Motherhood and Adoption

Our son “L” trails me over rocks and brush in the roadless wilderness of Alaska. He holds a camera in his hands, the extra one I carry on shoots and have set up for him. I try not to be overly enthusiastic, but inside I thrill at the idea that he might be interested in something, anything really. We adopted our son from foster care when he was two years old. The short time he lived elsewhere lodged in his sub-conscious and body memories like shrapnel from a war. He cried and no one came. No one held or cuddled him. He had bed sores from his crib and infections and an overflowing diaper. He was starved and left to drown in a bathtub before he could even hold his head up. The list goes on.

Despite his exposure by us to myriad activities including everything from martial arts to graphic novel creation, robotics, coding, and music, our son remains flat, dispassionate, unengaged. Because he’s a teenager now, one might say he’s disaffected like all teens, that it’s age-appropriate. And I might agree, if he hadn’t been threatening to harm himself since second grade. Like many parents of kids who are different, who struggle with trauma, learning disabilities, and special needs, we wage a daily battle to advocate for our son with therapists, psychiatrists, the school system, society. Some days we win. Most, we don’t. But we always try.

As editor at Alaska magazine and a professional photographer, I’ve been all over Alaska and have even taken “L” a time or two, but I never felt he was ready for a bear-viewing trip with me. This summer, that changed. In 2019, I photographed a sow with three spring cubs, one I knew from previous years. In 2020, I heard that she had abandoned them. Two had died. The third, now a second-season cub still not old enough to be on his own, had been spotted following a young female bear with a new spring cub of her own.
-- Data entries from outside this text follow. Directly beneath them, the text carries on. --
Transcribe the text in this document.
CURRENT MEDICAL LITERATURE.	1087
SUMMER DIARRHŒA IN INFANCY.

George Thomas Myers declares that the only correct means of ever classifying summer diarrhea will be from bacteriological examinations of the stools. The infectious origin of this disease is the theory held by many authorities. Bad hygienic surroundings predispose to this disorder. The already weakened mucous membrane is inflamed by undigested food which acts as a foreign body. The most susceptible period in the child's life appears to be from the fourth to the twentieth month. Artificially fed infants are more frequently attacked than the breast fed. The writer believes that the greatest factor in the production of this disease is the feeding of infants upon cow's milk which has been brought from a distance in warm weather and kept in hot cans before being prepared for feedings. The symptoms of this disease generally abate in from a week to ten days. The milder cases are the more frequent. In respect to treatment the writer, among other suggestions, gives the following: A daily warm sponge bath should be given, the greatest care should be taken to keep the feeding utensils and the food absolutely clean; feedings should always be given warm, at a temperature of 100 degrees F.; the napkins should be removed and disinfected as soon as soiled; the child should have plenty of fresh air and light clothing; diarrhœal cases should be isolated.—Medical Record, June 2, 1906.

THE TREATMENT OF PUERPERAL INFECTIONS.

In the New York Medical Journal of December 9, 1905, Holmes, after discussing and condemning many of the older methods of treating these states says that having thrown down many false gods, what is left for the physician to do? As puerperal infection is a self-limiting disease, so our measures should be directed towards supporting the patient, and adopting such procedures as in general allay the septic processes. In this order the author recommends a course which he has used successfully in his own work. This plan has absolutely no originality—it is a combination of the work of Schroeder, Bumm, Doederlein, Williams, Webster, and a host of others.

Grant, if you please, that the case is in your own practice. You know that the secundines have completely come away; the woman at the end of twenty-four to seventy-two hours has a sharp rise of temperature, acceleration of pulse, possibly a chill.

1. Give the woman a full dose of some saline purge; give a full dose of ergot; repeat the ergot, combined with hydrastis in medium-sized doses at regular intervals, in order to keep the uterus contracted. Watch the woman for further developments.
At first, the mother bear chased off the older cub. But at some point, her spring cub started playing with the orphaned cub. This went on for some time, until the mother adopted the older cub. The mom and her two cubs had been seen sleeping on each other and traveling as a family. “L” and I went with a guide to find her and photograph her.

He had begged to come with me, even though I told him the hike would be long and that there would be no guarantees we would find her. He assured me that he was up for it. Even though he has ADHD, he kept his focus. It was “L” who spotted the bears first. They slept in tall grass on a ridge just above us, the adopted cub with his head on top of his mom’s body–the spring cub a foot or so away. For three hours, we watched them sleep, then forage along the shore. I told “L” I was waiting to see if she would nurse, the most vulnerable thing a bear can do with her young. He said, “So we are going to wait until you get the shot, right?” I told him yes, and suggested that if he was getting bored, that he take images of flowers and bugs and other macro subjects–that his lens was perfect for those. To my surprise, he did. His work was impressive, and he continued to show me his screen, pride radiating from him.

At a certain point, the two cubs trailed their mother past us over to the river bank, where she eased back, placing her paws around both cubs, and nursed.

“L” screamed with excitement and began jumping around, and I had to settle him, even though I didn’t want to. It was the happiest I’d seen him in a long time, but I didn’t want us to startle the bears or elicit a defensive response from the sow. “L” pressed the shutter, firing off image after image of this rare and beautiful moment. And it was for us as well. Just a snapshot. A brief fleeting moment. But it was ours.